Turning a VIDEO into 3D using LUMA AI and BLENDER!
TLDRIn this video, the creator explores the innovative Luma AI technology, which enables 3D modeling from video footage. Despite time constraints and challenging conditions, the AI successfully converts various scenes, including a payphone and a car, into detailed 3D models. The results, particularly from the DSLR footage, are impressive, showcasing the potential of this technology for future applications in 3D rendering and animation.
Takeaways
- 🌐 Luma AI enables 3D modeling from video footage, not just photos.
- ⏱️ The process needs to be completed quickly before dark, highlighting a time-sensitive challenge.
- 🎥 The video demonstrates the use of Luma AI on different objects, including a payphone and a car.
- 📸 The quality of the 3D models depends on the camera used, with DSLR footage providing sharper results.
- 🖼️ The AI separates the scene from the object automatically, showing impressive accuracy.
- 🚀 The technology is in its early stages, suggesting potential for significant future improvements.
- 📹 The video footage used for the 3D model took only 1 minute and 42 seconds to record.
- 🛠️ Post-processing, such as cleaning up reflective surfaces and adjusting for darkness, is necessary for better model quality.
- 🔄 The script mentions plans to use the created 3D assets in a short video to test their performance in 3D software.
- 📦 Luma AI provides a glTF model and an Unreal Engine plugin for further use and development.
- 🔧 The process of creating 3D models from video is simplified, allowing for quick and easy integration into various applications.
Q & A
What is the main topic of the video?
-The main topic of the video is the demonstration of Luma AI's ability to convert video footage into 3D models using photogrammetry.
What is the significance of the Luma AI technology?
-Luma AI technology allows users to create 3D models from video footage, which is faster and more convenient than traditional photo-based 3D capture methods.
How long did it take to process the 3D mesh in the video?
-Each 3D mesh took about 20 to 30 minutes to be processed.
What was the issue with the DSLR footage initially?
-The initial issue with the DSLR footage was that it was failing to upload. The problem was resolved by running the footage through DaVinci with h.265 encoding and re-uploading them.
What did the AI do with the video scene?
-The AI automatically separated the scene from the object, creating a detailed 3D model.
What software was used to refine the 3D model?
-Blender was used to refine the 3D model by smoothing out sharp edges.
How long did it take to record the video footage that was used to create the 3D model?
-It took only one minute and 42 seconds to record the video footage.
What was the quality difference between the iPhone and DSLR results?
-The DSLR had sharper quality due to better image resolution and closer proximity to the subject, while the iPhone footage followed the website's instructions for three levels of loop from high, mid, and low angles.
What was the challenge with the car footage?

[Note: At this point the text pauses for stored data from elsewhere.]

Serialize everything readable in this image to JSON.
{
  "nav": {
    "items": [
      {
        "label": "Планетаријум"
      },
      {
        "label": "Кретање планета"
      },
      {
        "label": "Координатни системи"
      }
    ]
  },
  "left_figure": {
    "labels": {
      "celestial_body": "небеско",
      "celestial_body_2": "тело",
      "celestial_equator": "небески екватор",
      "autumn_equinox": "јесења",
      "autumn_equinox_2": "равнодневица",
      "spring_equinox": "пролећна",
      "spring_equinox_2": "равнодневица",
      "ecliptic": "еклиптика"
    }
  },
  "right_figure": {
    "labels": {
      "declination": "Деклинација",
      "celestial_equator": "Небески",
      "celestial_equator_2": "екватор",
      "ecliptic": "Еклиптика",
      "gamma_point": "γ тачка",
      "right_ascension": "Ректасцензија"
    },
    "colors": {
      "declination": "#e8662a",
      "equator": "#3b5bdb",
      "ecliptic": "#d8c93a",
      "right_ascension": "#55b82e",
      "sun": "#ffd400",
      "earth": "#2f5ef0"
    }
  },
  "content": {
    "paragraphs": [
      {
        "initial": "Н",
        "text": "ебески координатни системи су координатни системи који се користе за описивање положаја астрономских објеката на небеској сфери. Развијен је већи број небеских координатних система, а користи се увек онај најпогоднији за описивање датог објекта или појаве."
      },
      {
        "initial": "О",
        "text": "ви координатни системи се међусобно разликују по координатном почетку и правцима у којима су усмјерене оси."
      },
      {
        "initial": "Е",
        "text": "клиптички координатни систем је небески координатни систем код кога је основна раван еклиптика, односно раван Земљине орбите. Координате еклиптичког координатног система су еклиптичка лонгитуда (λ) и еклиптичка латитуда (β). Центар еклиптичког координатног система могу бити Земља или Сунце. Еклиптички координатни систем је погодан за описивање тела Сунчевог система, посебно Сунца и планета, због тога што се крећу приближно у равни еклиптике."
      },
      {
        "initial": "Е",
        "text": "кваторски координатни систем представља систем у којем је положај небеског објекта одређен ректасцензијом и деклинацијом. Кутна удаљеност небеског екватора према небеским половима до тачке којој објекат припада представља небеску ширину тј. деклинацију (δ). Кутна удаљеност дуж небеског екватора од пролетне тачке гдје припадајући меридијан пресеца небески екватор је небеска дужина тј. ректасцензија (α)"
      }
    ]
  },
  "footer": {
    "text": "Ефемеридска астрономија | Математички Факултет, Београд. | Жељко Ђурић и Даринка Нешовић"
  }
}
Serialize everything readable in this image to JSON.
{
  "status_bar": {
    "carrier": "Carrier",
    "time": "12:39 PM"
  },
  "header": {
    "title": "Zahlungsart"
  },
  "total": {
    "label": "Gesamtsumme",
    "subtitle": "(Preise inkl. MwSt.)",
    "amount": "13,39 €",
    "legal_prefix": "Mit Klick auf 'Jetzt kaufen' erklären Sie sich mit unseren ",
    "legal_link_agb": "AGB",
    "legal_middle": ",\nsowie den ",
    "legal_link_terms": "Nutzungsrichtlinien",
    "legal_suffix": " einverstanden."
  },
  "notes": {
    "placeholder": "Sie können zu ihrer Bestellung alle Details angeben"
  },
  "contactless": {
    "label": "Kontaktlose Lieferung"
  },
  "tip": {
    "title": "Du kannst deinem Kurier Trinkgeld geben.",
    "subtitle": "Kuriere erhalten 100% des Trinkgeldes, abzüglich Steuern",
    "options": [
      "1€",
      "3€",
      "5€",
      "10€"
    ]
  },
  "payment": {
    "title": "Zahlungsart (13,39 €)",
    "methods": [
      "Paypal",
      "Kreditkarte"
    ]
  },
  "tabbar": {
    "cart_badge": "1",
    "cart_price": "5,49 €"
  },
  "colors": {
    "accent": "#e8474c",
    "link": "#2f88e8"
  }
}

-The car had a long and reflective paint job, and the footage was taken in low light conditions, which made it difficult to capture a clear 3D model.
What is the plan for the 3D models created in the video?
-The plan is to use these 3D models to create a quick and short video to demonstrate how these assets perform when used in 3D software for background purposes.
Outlines
🎥 Introducing Luma AI Video to 3D Photogrammetry
The script describes the excitement of discovering Luma AI's ability to convert video into 3D models. The narrator rushes to capture a video before sunset and discusses the process of uploading the footage to Luma AI's website. The AI's capability to separate the scene from the object is highlighted, and the user's experience with the software is shared, including the time it took to process the 3D mesh and the quality of the resulting models. The script also mentions the potential for future improvements in the technology.
Mindmap
Keywords
💡3D model
💡Luma AI
💡Photogrammetry
💡Video to photogrammetry
💡DaVinci
💡GLTF model
💡Unreal Engine
💡Blender
💡Payphone
💡Reflective surfaces
💡Background purposes
Highlights
Luma AI enabled video to photogrammetry allows 3D capture from videos instead of photos.
The process needs to be completed before dark, indicating a time constraint.
The Luma AI technology was tested with a video of a payphone from different angles.
The video was captured quickly, in just a couple of minutes.
Luma AI's website was used to upload the video clips for processing.
DSLR footages initially failed, so they were re-uploaded after encoding with h.265.
Each 3D mesh took about 20 to 30 minutes to be processed.
The AI automatically separates the scene from the object, resulting in a detailed 3D model.
A glTF model and an Unreal Engine plugin are available for the 3D outputs.
The 3D model was refined in Blender to remove sharp edges.
The video footage was compared with the 3D model output, showing the potential of the technology.
The iPhone and Sony DSLR results were compared, with the DSLR having sharper quality.
The car model, despite challenges like reflective paint and darkness, yielded impressive results.
The assets created will be used to create a short video to test their performance in 3D software.
The technology is expected to improve, offering better quality in the future.